Vodacom is edging closer to signing a power wheeling deal with Eskom, on a project the telephony group anticipates will be far-reaching in enabling it to circumvent load-shedding.
Last year, the operator announced it was planning a pilot project with Eskom, to boost its use of renewable power through “wheeling” or transferring energy to its operations over Eskom’s grid.
Providing an update on the initiative during a virtual call discussing the group’s full-year results yesterday, Vodacom Group CEO Shameel Joosub noted it will help the telco meet its 2025 commitments to source 100% of its electricity from renewable energy.
“We remain confident that the ‘virtual wheeling’ pilot project that we’re pioneering with Eskom, South Africa’s power utility company, will be signed off in the near-term, and that this will have a significantly positive impact on the country’s power grid and ultimately on the over 20 000 towers across the industry that require reliable power supply to operate optimally,” he noted.

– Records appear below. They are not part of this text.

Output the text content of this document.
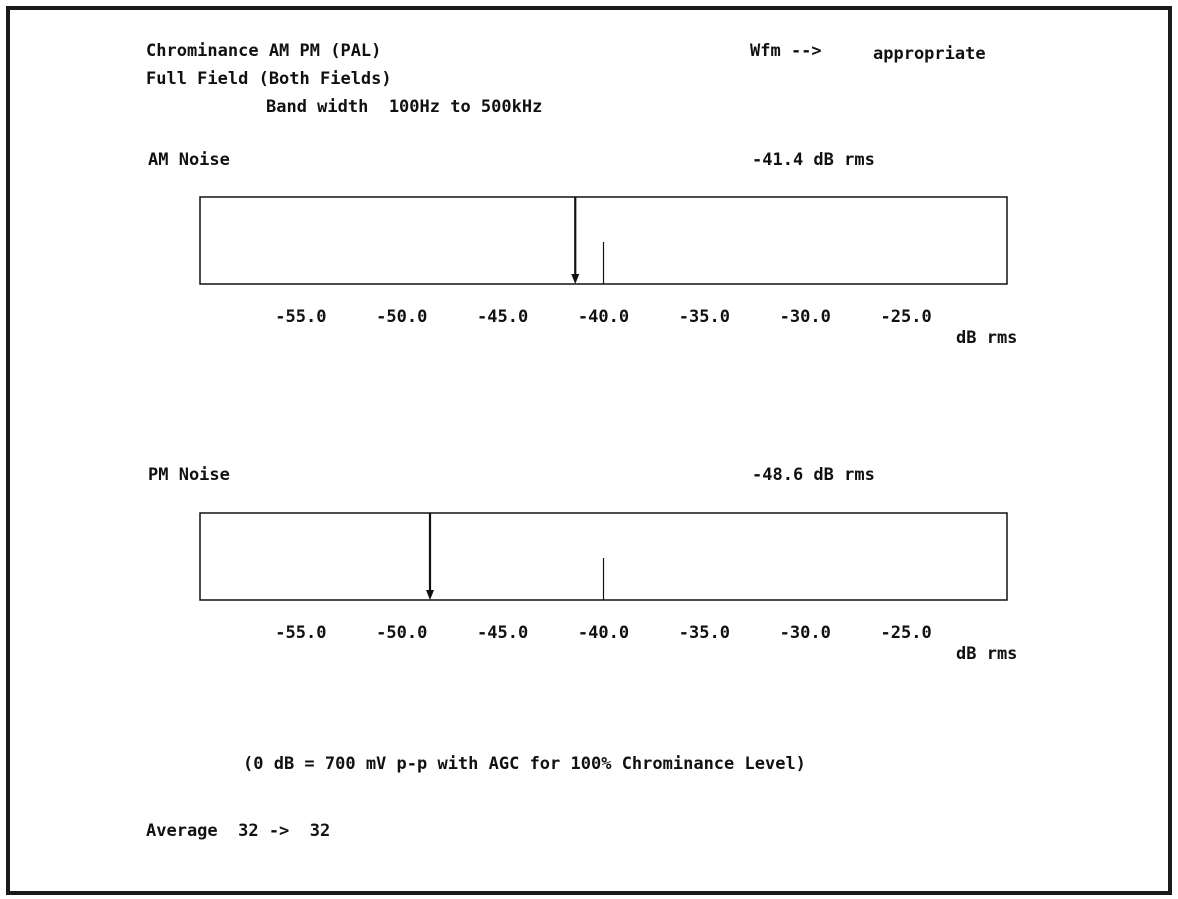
Chrominance AM PM (PAL)
Full Field (Both Fields)
Band width  100Hz to 500kHz
Wfm -->	appropriate
AM Noise	-41.4 dB rms
-55.0	-50.0	-45.0	-40.0	-35.0	-30.0	-25.0
dB rms
PM Noise	-48.6 dB rms
-55.0	-50.0	-45.0	-40.0	-35.0	-30.0	-25.0
dB rms
(0 dB = 700 mV p-p with AGC for 100% Chrominance Level)
Average  32 ->  32
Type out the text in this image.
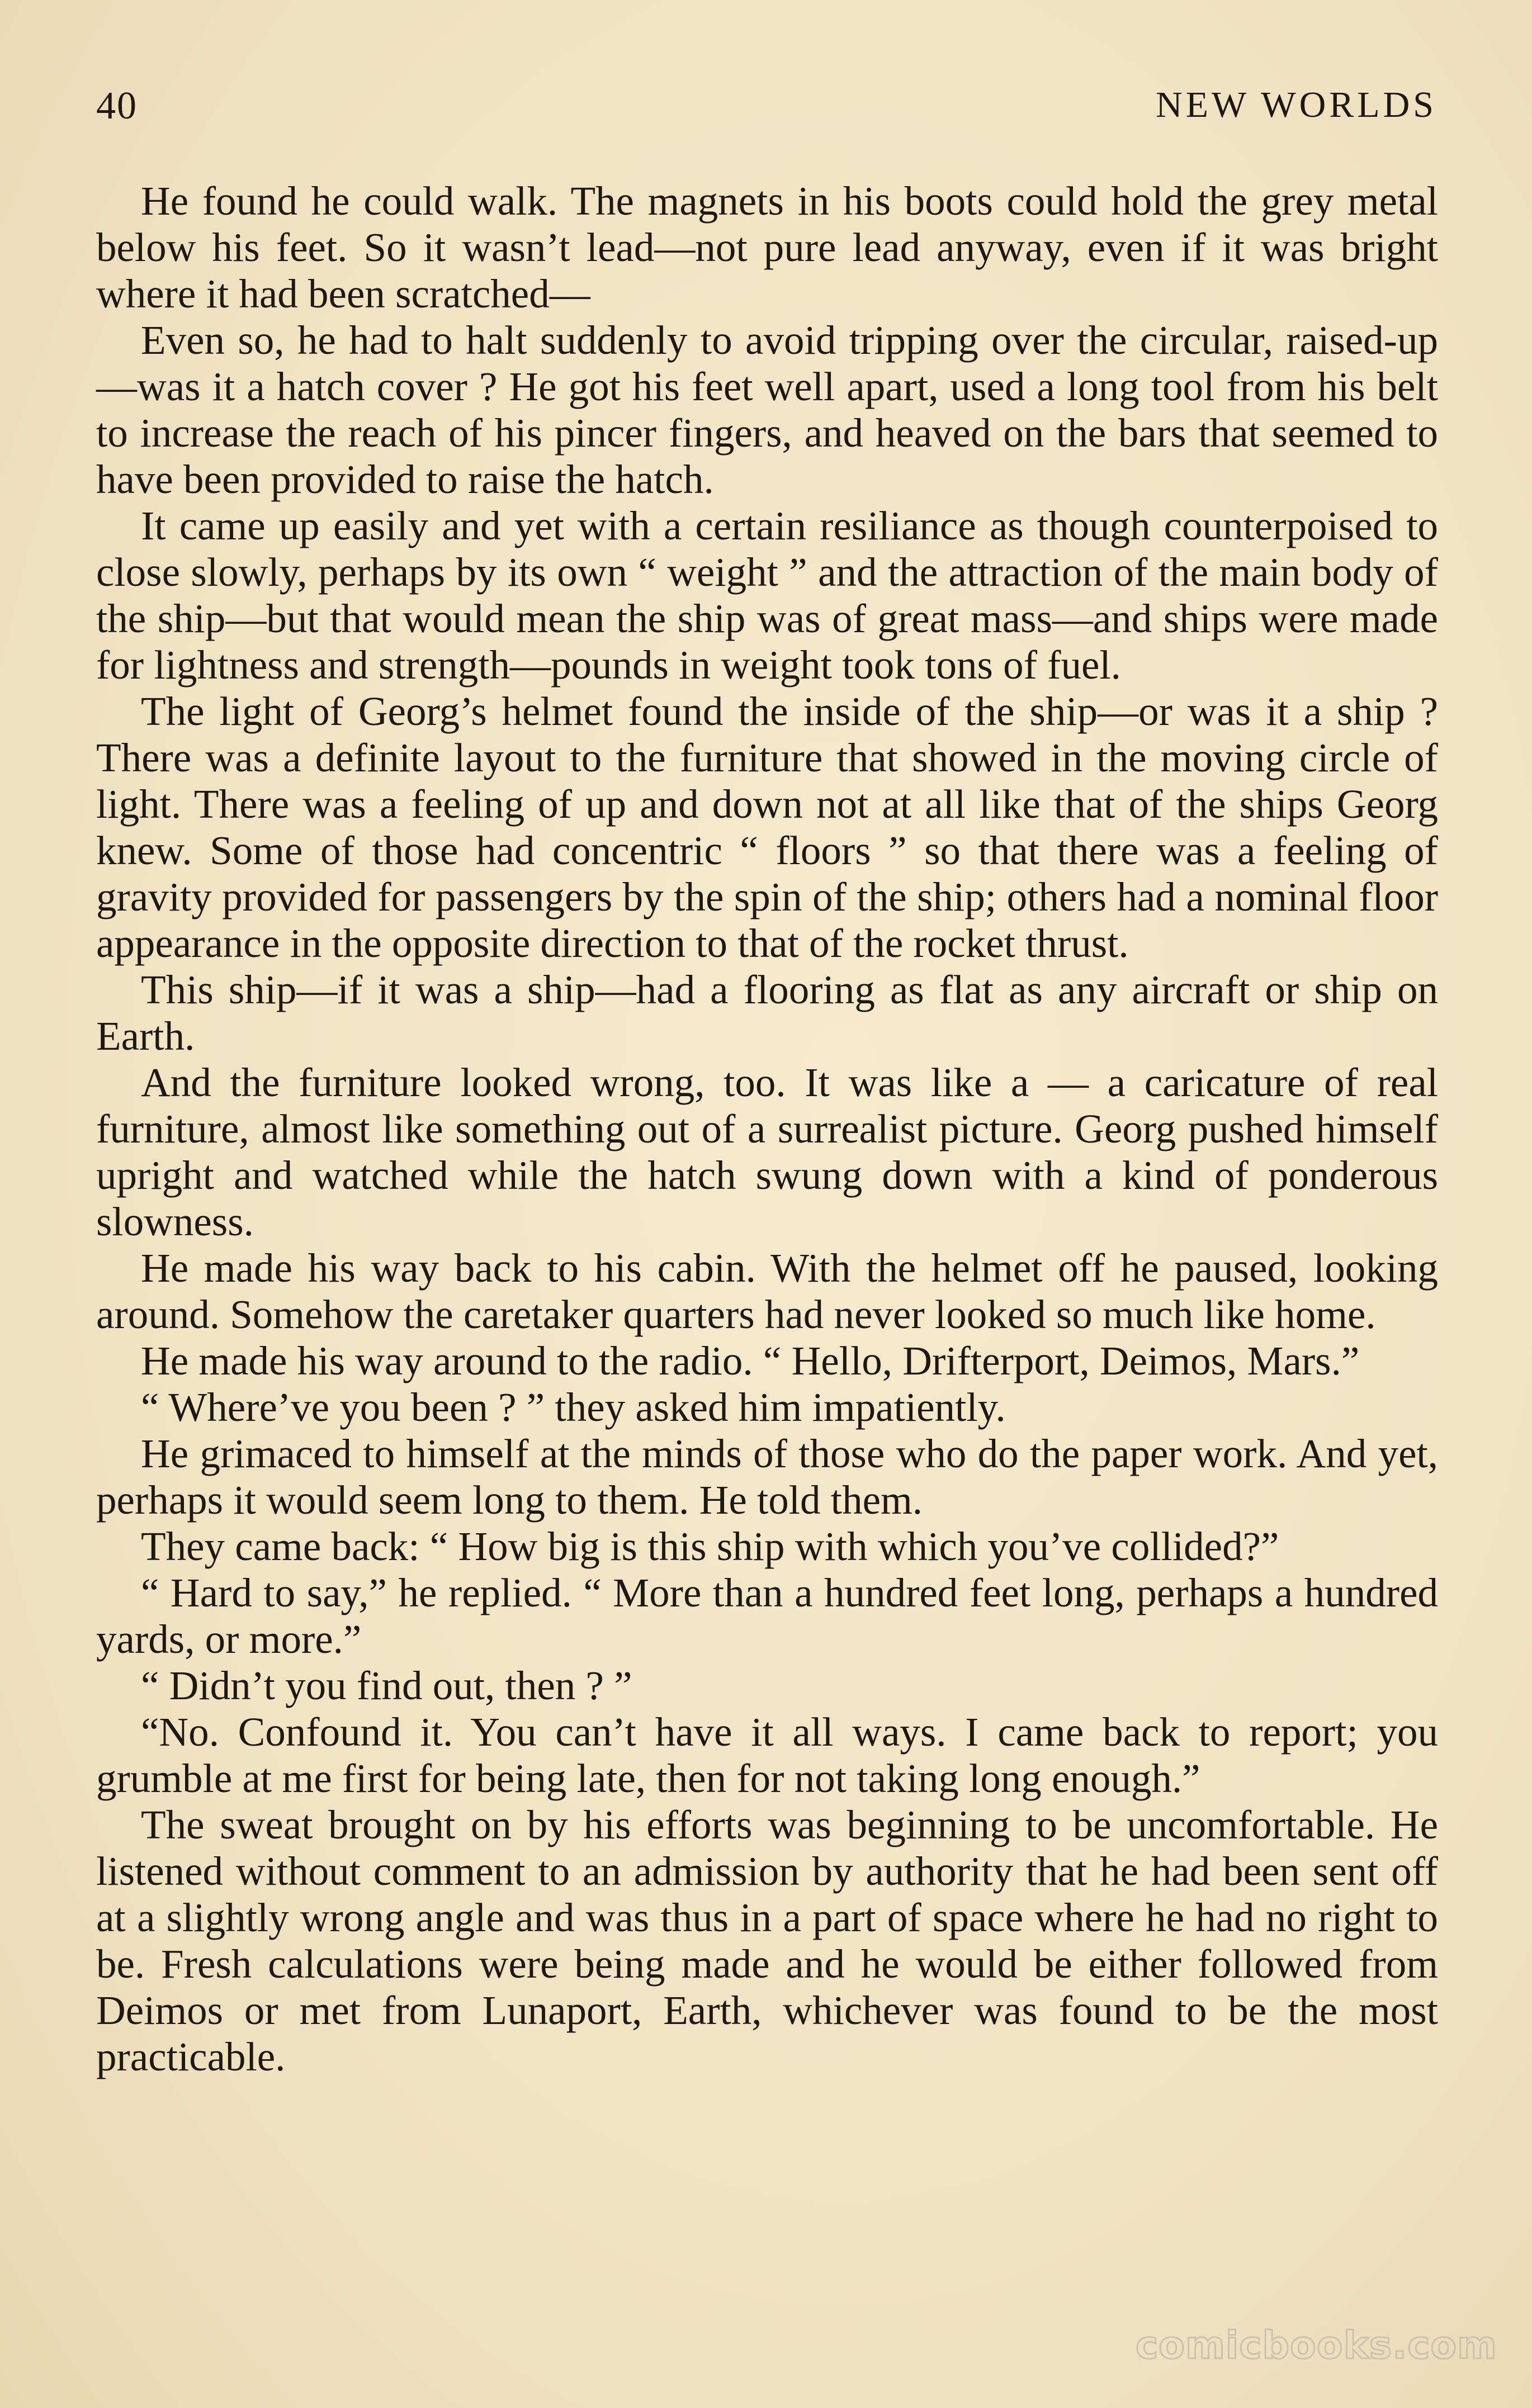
40	NEW WORLDS

He found he could walk. The magnets in his boots could hold the grey metal below his feet. So it wasn’t lead—not pure lead anyway, even if it was bright where it had been scratched—

Even so, he had to halt suddenly to avoid tripping over the circular, raised-up—was it a hatch cover ? He got his feet well apart, used a long tool from his belt to increase the reach of his pincer fingers, and heaved on the bars that seemed to have been provided to raise the hatch.

It came up easily and yet with a certain resiliance as though counterpoised to close slowly, perhaps by its own “ weight ” and the attraction of the main body of the ship—but that would mean the ship was of great mass—and ships were made for lightness and strength—pounds in weight took tons of fuel.

The light of Georg’s helmet found the inside of the ship—or was it a ship ? There was a definite layout to the furniture that showed in the moving circle of light. There was a feeling of up and down not at all like that of the ships Georg knew. Some of those had concentric “ floors ” so that there was a feeling of gravity provided for passengers by the spin of the ship; others had a nominal floor appearance in the opposite direction to that of the rocket thrust.

This ship—if it was a ship—had a flooring as flat as any aircraft or ship on Earth.

And the furniture looked wrong, too. It was like a — a caricature of real furniture, almost like something out of a surrealist picture. Georg pushed himself upright and watched while the hatch swung down with a kind of ponderous slowness.

He made his way back to his cabin. With the helmet off he paused, looking around. Somehow the caretaker quarters had never looked so much like home.

He made his way around to the radio. “ Hello, Drifterport, Deimos, Mars.”

“ Where’ve you been ? ” they asked him impatiently.

He grimaced to himself at the minds of those who do the paper work. And yet, perhaps it would seem long to them. He told them.

They came back: “ How big is this ship with which you’ve collided?”

“ Hard to say,” he replied. “ More than a hundred feet long, perhaps a hundred yards, or more.”

“ Didn’t you find out, then ? ”

“No. Confound it. You can’t have it all ways. I came back to report; you grumble at me first for being late, then for not taking long enough.”

The sweat brought on by his efforts was beginning to be uncomfortable. He listened without comment to an admission by authority that he had been sent off at a slightly wrong angle and was thus in a part of space where he had no right to be. Fresh calculations were being made and he would be either followed from Deimos or met from Lunaport, Earth, whichever was found to be the most practicable.

comicbooks.com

Since 2020, Vodacom SA has spent over R4 billion on backup power solutions, such as batteries and generators, and a further R300 million in the past financial year on running costs for diesel, security and maintenance, according to the telco.
Joosub added that these funds would have been better spent addressing the digital divide in SA by accelerating rural coverage across the country and accelerating the telco’s 5G strategy.
According to Joosub, the deal to be signed with Eskom will allow the operator to use the state-owned power utility’s power transmission infrastructure, while the main source of renewable energy remains independent power producers (IPPs).
“The reason behind this project is to play a role in trying to assist with the power shortages. What we are looking to do is to commit to signing up the IPPs, and then contributing the power to the grid and use a virtual wheeling system to offset our power usage.
“The power will be virtually wheeled to the Vodacom sites, as opposed to being directly wheeled. We see this as transformational in a number of ways, because once the project is in pilot stage, we are looking to see if it can be replicated by the rest of the telco industry, and also by broader corporates,” explained Joosub.
Wheeling of electricity is common practice globally, and Eskom has approved third-party wheeling since 2008 for the physical export of energy onto the national grid by an IPP, and this facilitates open network access.
It allows privately-generated power to be transmitted across the national grid to customers that need it, in a willing buyer/willing seller model, according to Eskom.
Over the years, South African telcos have been vocal about the adverse effects of the rolling blackouts, which are impacting network quality and infrastructure across the country.
Network towers and base stations often shut down during power cuts, resulting in poor connectivity, or even complete network outages, which disrupt phone calls and internet connectivity.
Although the industry has spent billions on backup power solutions to provide network stability and continuity, related challenges become largely unavoidable when load-shedding is at stage four and beyond – leaving customers frustrated.